Mommom (we called her "Mommom") would get up after a bit and bring back a cup of coffee for Poppop (that's what we called him), and we would talk and giggle until the dim light of early morning brightened the room. Mommom would get up after a bit and shoo us out so she could dress, then she'd go out to start the breakfast: bacon and eggs, her biscuits, and another pot of coffee before the morning was through. The grown-ups would be stirring their second cups and talking around the kitchen table as we headed out to play in the trees, the smell of bacon and coffee lingering on our clothes.

Life was good.

And it's been good visiting with you this morning in my country grandmother's kitchen.
Next Saturday morning: My Baltimore city Grandmother


Diana said...

What lovely sweet memories Lisa! And I can smell the bacon and coffee scents lingering in the air! Nice!
Love Di

Eileen said...

Oh, that was just beautiful -- and so beautifully-told! I'm so glad you took the time to share it!

I wish I could have known my own grandparents better. Both of my parents were youngest or near-youngest in their families, and I only briefly knew my mom's mom (she died when I was 5), and my dad's mom when I was 17. Both grandpas had died long before I was born.

What a lucky little girl you were!

Bia said...

I can totally picture that house...and the swooshing percolator...what lovely memories.

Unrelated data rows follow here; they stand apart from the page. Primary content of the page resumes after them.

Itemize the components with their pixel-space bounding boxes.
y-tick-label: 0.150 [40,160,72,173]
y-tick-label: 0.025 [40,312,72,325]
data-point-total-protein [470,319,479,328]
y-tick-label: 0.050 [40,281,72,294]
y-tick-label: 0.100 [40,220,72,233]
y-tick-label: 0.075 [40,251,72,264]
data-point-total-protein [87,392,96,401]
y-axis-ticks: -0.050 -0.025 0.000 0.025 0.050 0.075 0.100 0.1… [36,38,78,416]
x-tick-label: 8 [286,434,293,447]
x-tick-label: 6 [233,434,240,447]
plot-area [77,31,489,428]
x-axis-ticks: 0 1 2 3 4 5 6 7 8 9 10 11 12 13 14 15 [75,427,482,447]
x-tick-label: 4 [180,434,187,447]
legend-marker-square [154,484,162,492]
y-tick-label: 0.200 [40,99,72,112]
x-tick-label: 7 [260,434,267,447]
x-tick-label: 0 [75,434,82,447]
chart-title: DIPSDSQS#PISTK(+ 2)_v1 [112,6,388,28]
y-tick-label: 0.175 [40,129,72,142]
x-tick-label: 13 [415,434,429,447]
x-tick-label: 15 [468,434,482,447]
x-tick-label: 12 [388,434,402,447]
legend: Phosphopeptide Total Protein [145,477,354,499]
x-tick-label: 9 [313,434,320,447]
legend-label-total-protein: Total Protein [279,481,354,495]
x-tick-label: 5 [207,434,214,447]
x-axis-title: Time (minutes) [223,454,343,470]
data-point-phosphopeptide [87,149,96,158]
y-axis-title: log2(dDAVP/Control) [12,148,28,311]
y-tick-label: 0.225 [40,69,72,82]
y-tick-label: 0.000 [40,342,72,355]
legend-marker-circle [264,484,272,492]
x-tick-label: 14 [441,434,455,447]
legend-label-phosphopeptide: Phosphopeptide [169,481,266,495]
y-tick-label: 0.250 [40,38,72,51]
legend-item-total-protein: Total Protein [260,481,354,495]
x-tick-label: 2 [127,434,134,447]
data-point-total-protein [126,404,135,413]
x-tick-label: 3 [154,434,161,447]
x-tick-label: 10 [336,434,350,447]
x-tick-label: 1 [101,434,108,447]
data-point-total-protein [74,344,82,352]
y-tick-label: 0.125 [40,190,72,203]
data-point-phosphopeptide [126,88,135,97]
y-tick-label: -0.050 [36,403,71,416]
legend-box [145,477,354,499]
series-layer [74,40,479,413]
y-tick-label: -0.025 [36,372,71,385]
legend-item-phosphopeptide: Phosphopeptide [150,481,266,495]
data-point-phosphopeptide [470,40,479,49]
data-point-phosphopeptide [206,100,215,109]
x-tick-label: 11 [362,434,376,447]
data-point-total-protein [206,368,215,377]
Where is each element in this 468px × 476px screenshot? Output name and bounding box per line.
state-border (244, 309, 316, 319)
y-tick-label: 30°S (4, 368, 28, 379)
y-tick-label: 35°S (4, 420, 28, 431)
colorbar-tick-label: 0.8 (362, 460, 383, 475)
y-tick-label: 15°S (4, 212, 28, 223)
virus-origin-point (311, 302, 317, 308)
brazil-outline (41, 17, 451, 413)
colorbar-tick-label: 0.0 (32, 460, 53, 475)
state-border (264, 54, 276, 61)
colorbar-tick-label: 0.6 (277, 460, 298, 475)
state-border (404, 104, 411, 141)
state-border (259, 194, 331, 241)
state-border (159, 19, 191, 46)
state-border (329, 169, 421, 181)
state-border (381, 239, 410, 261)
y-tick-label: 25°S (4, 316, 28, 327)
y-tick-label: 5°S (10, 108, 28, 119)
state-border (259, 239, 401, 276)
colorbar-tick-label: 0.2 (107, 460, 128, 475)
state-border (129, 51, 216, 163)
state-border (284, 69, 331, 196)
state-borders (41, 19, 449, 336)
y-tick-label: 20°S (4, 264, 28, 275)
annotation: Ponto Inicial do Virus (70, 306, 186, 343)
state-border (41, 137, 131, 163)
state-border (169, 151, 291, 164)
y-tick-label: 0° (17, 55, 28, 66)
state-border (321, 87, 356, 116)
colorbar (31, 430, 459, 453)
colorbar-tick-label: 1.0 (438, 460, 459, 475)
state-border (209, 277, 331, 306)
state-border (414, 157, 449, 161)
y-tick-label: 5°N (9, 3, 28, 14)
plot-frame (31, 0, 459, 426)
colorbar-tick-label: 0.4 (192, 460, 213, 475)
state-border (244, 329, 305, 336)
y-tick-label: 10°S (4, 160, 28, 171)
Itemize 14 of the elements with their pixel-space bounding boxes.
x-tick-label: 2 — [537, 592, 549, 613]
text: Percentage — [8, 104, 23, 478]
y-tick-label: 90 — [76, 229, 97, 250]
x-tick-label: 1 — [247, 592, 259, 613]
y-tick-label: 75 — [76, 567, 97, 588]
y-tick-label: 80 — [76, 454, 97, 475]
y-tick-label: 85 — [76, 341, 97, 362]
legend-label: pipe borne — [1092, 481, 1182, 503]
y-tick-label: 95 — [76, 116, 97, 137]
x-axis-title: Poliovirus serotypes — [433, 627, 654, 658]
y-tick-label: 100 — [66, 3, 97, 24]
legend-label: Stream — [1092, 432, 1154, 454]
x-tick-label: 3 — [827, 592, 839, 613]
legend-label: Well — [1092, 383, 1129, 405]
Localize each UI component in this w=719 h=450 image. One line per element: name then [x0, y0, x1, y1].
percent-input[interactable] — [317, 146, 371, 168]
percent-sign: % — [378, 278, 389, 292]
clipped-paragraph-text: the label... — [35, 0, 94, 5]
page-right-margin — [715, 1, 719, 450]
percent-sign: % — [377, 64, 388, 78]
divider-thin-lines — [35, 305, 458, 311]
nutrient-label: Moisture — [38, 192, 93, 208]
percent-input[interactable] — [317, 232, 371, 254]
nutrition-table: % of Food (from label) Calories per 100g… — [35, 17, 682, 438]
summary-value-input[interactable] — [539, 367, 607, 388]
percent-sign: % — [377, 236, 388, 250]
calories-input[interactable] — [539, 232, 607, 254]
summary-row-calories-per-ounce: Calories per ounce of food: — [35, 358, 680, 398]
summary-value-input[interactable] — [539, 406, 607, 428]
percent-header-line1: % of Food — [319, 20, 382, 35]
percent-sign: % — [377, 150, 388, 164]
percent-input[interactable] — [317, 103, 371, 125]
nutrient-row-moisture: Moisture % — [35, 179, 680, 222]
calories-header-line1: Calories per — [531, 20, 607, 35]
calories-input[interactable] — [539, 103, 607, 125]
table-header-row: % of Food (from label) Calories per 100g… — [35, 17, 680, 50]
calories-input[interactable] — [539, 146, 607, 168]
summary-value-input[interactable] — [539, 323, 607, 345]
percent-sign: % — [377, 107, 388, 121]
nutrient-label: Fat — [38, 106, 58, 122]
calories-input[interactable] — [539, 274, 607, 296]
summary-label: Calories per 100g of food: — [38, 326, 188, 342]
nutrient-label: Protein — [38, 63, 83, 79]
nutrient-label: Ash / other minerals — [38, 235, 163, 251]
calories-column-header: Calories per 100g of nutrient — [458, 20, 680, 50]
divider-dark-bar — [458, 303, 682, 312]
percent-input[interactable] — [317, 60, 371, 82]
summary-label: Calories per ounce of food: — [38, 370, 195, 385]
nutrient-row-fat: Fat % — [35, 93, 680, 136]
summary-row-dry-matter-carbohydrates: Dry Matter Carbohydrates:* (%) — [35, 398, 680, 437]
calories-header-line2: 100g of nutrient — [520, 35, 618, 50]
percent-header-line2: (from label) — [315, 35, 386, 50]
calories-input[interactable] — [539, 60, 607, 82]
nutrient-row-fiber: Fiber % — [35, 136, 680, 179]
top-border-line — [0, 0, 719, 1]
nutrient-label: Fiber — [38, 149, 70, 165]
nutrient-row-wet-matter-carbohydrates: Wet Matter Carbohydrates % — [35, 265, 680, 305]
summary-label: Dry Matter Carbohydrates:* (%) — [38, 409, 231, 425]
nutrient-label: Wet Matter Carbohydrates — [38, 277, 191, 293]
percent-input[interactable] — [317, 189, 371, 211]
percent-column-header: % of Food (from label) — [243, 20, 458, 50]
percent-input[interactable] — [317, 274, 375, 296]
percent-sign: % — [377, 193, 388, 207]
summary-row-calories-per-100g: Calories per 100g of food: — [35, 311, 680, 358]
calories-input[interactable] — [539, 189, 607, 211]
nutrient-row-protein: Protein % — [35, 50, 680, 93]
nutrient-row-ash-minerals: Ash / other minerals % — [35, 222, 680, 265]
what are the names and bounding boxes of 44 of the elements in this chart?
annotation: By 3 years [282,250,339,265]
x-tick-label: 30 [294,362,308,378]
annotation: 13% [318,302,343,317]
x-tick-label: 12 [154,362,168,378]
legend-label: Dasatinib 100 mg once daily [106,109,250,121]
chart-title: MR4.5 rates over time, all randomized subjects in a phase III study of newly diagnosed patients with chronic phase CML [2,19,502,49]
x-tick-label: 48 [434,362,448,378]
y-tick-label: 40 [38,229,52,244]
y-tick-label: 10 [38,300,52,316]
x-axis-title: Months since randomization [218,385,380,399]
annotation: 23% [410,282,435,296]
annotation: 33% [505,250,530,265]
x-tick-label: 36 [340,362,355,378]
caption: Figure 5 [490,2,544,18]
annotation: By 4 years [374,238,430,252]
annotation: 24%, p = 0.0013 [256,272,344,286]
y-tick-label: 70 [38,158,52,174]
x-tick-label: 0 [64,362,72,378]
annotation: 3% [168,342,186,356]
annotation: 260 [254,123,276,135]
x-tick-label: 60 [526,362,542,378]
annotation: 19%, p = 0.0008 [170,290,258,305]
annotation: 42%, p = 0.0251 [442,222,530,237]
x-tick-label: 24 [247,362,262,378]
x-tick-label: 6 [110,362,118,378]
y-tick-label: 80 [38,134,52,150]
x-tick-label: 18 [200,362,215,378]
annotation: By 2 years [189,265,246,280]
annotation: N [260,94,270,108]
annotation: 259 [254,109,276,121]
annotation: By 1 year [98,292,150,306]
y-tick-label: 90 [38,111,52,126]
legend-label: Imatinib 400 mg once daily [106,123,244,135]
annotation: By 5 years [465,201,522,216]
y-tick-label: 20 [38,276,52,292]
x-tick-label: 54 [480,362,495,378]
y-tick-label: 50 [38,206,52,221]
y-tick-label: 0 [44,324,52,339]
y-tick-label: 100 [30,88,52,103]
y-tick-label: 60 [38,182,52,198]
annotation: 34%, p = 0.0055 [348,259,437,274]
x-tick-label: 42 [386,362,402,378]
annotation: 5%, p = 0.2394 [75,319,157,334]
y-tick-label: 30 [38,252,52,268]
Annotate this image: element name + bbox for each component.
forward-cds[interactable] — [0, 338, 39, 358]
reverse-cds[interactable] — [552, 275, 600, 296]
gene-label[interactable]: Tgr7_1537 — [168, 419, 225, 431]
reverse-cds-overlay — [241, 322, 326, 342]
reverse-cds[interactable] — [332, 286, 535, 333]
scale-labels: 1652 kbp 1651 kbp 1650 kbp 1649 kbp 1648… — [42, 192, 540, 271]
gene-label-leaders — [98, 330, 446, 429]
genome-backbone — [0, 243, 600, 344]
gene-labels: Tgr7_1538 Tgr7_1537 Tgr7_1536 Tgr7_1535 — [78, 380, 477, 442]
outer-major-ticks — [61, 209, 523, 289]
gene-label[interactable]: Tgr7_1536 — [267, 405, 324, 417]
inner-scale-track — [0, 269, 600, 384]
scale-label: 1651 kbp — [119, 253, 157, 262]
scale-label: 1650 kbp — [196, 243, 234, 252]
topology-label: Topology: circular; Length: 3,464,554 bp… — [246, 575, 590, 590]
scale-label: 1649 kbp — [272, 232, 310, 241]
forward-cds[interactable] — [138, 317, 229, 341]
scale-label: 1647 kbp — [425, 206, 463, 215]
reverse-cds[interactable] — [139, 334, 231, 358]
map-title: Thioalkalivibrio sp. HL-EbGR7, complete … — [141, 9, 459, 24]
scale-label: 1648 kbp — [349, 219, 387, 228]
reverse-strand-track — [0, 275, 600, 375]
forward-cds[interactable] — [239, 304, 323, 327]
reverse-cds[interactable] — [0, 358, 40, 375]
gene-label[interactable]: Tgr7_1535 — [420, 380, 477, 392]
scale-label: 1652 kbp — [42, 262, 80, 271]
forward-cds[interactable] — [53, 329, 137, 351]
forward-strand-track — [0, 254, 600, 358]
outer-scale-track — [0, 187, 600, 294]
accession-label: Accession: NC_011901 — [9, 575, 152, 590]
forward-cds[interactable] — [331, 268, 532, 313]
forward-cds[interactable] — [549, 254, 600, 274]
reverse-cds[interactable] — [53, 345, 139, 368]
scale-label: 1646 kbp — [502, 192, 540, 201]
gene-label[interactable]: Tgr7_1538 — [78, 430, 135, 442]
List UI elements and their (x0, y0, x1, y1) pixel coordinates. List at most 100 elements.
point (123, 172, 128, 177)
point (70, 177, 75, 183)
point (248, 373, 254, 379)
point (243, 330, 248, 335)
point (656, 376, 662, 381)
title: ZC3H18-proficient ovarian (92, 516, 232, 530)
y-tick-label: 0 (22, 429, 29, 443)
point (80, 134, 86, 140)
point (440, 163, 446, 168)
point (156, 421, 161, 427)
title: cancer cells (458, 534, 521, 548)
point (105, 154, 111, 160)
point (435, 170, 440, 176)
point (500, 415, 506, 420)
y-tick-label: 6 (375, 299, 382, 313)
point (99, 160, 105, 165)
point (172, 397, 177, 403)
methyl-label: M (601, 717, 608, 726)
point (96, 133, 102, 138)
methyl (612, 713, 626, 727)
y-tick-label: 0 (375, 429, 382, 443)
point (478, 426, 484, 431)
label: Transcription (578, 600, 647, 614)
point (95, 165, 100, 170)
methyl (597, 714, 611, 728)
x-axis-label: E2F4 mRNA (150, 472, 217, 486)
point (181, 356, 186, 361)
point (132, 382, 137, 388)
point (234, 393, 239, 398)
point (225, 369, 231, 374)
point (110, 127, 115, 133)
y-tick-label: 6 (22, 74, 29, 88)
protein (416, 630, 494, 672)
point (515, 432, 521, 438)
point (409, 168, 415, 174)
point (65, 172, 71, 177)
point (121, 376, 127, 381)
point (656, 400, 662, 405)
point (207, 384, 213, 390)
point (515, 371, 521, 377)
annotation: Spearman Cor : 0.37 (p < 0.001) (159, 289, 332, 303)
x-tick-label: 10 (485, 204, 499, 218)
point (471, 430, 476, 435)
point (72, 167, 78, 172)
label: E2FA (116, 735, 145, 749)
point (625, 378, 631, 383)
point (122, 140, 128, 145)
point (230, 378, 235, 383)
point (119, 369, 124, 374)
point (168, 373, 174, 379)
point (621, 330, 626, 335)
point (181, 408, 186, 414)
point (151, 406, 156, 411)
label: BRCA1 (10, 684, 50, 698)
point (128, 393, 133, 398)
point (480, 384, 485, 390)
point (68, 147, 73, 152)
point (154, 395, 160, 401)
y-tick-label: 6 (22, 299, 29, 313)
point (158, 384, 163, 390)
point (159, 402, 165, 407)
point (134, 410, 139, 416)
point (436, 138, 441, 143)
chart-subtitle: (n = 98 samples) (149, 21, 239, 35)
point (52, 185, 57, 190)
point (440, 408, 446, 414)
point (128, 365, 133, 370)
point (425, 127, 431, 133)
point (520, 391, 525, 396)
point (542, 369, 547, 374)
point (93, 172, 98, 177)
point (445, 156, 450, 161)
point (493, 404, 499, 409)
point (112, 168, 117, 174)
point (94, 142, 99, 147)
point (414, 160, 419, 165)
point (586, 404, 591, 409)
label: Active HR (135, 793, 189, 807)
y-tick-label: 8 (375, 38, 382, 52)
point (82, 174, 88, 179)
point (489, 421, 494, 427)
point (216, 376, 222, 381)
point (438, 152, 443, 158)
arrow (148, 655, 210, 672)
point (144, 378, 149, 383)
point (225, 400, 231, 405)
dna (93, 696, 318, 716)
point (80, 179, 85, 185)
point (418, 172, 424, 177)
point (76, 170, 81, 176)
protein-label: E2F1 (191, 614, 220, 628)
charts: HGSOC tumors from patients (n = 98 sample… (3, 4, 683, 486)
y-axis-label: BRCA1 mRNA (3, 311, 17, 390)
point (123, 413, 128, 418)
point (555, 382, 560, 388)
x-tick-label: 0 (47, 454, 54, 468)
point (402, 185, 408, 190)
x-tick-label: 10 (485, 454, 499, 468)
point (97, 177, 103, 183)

Why does the smell of coffee always invoke such wonderful memories? Even to this day when I smell espresso I can see my Nonna spooning grounds into her Bialetti espresso maker, her hands large and work worn.

MightyMom said...

oh how that made me long for my Grandma.

Laura said...

I am drinking coffee while reading this wonderful post....ahhhh.
Very comforting. All of it.

Natalie said...

Lovely post. Growing up, my family would sit on the front porch drinking coffee (even my 5 year old brother, but his was mostly milk and sugar). We would watch the dogs play and hear the hummingbirds fly by and even see a few deer by the pond in the morning. I love living out in the country and miss it.

Anonymous said...

What lovely pictures you paint - thanks for sharing.

Linda Higgins said...

Lisa, that was a lovely post about your grandparents. I never knew my grandparents. I have only a few memories....only for a one time visit when I was 8 years old. They lived in Holland and my parents immigrated here to the states when I was a baby with my 3 older brothers. I miss that. I miss having memories of grandparents, so I try my best to be someone my grandchildren will not forget...hope I am making memories....

Kim H. said...

Reminds me of mornings on my Great Aunt Theresa's farm -- those were some of my best childhood memories.

I can almost hear the mooing cows as I read your post.

So wonderful, Lisa! You are such a blessing!

Aubrey said...

Very interesting! I enjoyed "seeing" your grandparents through your childhood eyes.

Now I'm curious about your opposite set of grandparents. I think that my sets of grandparents are as opposite as you can get and my husband says the same thing about his two sets of grandparents.

I see my own parents as grandparents now and I see the same thing--opposites from each other and also from my husband's parents.